Perhaps Jeeter was thirsty. He finished the drink in five minutes and indicated his need for another. Trapper gave him another, although somewhat reluctantly.
“You know somethin’?” Jeeter said.
“What?” the Duke said.
“Ah only been here a little over a month,” Jeeter said, “but ah’m hornier than a bitch in heat.”
“Good,” the Duke said.
“Yeah,” Hawkeye said. “That just indicates you’re healthy.”
“Oh,” Jeeter said.
“So what’s your problem?” Hawkeye said.
“Well,” Jeeter said, “what do ah do?”
“Did you ever think of the nurses?” Hawkeye said.
“All the time, but ah figured they were all took or didn’t put out.”
“I’ll give you a word on nurses, Jeeter,” volunteered Captain Pierce. “They’re human, just like us.”
“Oh,” Jeeter said.
“Some of them do all of the time, some of them do some of the time, and observation over a period of many months convinces me that very few of them are queer.”
“Oh,” Jeeter said, halfway through his second martini now, “but how do ah go about it?”
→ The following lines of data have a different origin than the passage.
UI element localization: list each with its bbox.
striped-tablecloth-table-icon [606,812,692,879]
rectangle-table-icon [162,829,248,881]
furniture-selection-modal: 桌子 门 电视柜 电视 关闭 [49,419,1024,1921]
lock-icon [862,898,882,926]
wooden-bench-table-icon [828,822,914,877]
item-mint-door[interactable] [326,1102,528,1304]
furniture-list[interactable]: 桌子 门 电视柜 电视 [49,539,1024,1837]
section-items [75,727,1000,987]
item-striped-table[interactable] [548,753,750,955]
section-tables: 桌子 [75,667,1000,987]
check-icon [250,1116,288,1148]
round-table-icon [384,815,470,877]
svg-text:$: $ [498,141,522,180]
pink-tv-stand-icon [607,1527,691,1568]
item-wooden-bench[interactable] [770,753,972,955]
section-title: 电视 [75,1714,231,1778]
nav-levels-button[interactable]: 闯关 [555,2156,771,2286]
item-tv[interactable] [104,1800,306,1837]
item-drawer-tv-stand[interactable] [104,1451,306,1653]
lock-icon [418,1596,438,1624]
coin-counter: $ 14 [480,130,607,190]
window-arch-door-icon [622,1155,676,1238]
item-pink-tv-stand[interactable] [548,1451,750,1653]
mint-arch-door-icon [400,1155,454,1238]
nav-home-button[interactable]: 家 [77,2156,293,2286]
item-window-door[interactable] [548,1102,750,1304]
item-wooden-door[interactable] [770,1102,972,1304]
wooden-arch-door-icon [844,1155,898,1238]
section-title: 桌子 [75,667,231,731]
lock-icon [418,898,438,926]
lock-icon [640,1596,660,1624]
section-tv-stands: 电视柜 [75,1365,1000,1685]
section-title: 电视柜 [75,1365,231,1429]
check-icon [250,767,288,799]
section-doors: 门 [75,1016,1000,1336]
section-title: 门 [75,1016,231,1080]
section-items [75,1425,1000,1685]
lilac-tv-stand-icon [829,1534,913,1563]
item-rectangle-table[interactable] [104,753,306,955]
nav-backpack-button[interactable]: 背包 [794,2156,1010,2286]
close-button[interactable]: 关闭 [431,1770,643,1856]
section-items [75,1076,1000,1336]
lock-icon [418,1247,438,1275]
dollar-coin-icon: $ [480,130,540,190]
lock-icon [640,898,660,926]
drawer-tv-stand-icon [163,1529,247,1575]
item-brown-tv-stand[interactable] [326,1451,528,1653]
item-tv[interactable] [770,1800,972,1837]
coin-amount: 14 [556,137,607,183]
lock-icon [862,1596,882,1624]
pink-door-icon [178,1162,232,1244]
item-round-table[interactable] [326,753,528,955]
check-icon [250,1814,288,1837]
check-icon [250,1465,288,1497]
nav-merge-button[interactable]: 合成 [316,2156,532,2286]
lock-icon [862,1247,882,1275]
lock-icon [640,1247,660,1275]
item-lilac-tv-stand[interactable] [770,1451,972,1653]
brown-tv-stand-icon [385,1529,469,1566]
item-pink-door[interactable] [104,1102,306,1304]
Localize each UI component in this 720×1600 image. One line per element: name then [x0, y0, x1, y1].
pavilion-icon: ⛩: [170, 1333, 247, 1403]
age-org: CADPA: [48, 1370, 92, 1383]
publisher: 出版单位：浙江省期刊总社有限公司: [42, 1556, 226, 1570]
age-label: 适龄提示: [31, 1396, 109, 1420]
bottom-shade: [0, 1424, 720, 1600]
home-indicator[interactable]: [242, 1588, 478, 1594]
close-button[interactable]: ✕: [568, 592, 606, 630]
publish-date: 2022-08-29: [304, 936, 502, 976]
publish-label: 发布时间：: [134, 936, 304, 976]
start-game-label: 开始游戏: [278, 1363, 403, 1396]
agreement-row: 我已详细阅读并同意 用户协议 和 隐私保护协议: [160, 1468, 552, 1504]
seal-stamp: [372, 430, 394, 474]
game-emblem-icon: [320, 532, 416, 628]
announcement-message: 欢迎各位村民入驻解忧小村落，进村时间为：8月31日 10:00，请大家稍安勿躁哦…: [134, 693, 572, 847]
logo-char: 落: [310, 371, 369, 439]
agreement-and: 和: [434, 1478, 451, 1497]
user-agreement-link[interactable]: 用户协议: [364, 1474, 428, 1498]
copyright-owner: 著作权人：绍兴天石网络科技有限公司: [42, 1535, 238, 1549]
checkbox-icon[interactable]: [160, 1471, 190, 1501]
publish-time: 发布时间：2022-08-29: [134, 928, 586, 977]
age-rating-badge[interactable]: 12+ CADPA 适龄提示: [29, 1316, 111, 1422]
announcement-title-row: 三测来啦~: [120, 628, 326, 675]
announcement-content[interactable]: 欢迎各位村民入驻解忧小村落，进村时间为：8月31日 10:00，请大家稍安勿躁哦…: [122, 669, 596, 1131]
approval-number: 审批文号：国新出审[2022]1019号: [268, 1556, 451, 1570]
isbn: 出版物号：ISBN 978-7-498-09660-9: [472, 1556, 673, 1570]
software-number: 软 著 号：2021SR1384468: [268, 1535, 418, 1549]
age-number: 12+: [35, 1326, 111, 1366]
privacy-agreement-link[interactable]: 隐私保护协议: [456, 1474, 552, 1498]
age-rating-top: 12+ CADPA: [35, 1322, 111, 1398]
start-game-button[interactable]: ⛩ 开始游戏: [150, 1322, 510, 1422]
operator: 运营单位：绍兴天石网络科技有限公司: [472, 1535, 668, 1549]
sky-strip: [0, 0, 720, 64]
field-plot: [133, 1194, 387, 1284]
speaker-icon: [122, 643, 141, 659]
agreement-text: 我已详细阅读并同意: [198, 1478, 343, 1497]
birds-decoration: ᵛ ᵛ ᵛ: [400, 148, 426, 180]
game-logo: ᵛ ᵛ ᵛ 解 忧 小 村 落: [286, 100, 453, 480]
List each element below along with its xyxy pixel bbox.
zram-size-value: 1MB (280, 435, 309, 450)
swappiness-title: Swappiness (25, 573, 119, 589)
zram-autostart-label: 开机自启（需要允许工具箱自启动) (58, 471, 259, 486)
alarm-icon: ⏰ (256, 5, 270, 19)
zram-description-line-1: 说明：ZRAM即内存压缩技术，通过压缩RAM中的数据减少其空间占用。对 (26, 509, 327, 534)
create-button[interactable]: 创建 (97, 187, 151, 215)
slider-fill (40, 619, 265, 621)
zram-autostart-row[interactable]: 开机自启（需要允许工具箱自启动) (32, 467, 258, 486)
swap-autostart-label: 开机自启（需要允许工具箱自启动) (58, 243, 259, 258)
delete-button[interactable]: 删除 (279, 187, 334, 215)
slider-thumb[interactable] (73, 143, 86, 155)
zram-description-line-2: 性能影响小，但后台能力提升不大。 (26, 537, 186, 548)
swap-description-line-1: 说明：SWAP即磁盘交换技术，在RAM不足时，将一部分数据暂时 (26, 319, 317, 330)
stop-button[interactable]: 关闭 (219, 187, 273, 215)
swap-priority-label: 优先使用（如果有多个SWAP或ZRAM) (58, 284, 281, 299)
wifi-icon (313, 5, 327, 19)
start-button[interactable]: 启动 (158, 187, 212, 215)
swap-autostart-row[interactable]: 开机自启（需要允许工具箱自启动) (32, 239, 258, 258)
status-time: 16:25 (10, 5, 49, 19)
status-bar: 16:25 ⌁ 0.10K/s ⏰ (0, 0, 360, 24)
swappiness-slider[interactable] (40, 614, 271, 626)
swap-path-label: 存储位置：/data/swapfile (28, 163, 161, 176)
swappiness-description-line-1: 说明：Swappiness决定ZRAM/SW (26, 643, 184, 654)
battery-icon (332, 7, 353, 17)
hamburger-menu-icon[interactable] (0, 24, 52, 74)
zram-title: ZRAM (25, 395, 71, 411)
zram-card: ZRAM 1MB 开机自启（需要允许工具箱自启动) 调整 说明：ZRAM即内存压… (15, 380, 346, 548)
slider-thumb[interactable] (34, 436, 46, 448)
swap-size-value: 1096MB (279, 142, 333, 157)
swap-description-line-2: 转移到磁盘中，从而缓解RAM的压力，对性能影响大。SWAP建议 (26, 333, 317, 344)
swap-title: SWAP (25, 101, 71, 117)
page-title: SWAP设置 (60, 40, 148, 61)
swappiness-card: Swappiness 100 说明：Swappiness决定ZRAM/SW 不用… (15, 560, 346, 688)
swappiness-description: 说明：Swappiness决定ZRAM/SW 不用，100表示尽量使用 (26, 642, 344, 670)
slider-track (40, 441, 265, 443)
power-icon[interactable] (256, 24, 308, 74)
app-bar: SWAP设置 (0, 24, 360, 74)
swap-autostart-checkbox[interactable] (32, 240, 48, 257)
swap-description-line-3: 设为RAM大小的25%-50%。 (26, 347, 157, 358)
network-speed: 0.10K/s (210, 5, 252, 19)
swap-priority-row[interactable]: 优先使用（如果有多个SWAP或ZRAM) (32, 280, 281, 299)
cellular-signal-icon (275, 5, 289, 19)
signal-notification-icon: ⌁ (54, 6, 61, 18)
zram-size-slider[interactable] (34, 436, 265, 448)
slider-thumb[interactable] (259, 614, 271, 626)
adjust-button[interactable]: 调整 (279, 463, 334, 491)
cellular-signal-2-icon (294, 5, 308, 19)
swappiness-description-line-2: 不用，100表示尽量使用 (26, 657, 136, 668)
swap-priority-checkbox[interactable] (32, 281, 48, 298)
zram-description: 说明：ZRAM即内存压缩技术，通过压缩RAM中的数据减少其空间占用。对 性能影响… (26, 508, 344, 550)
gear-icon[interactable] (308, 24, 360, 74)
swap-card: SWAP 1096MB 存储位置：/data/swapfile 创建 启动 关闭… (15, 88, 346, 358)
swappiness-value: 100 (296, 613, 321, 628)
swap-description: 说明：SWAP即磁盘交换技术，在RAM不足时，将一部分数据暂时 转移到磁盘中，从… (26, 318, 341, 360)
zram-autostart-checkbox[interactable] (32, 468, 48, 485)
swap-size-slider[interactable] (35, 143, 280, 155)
“Don’t ask me,” said Trapper. “Captain Pierce, here, seems to be the big authority.”
“Well,” Hawkeye said, warming to the assignment, “there are two methods. One is the simple, staid, stateside, hackneyed, civilian approach where you devote all your spare time for a week, softening the broad up with drinks, eating with her, taking her to Seoul on her day off, to our so-called Officers’ Club on Saturday night, getting her stoned and then escorting her to a tent or down to the river with a blanket.”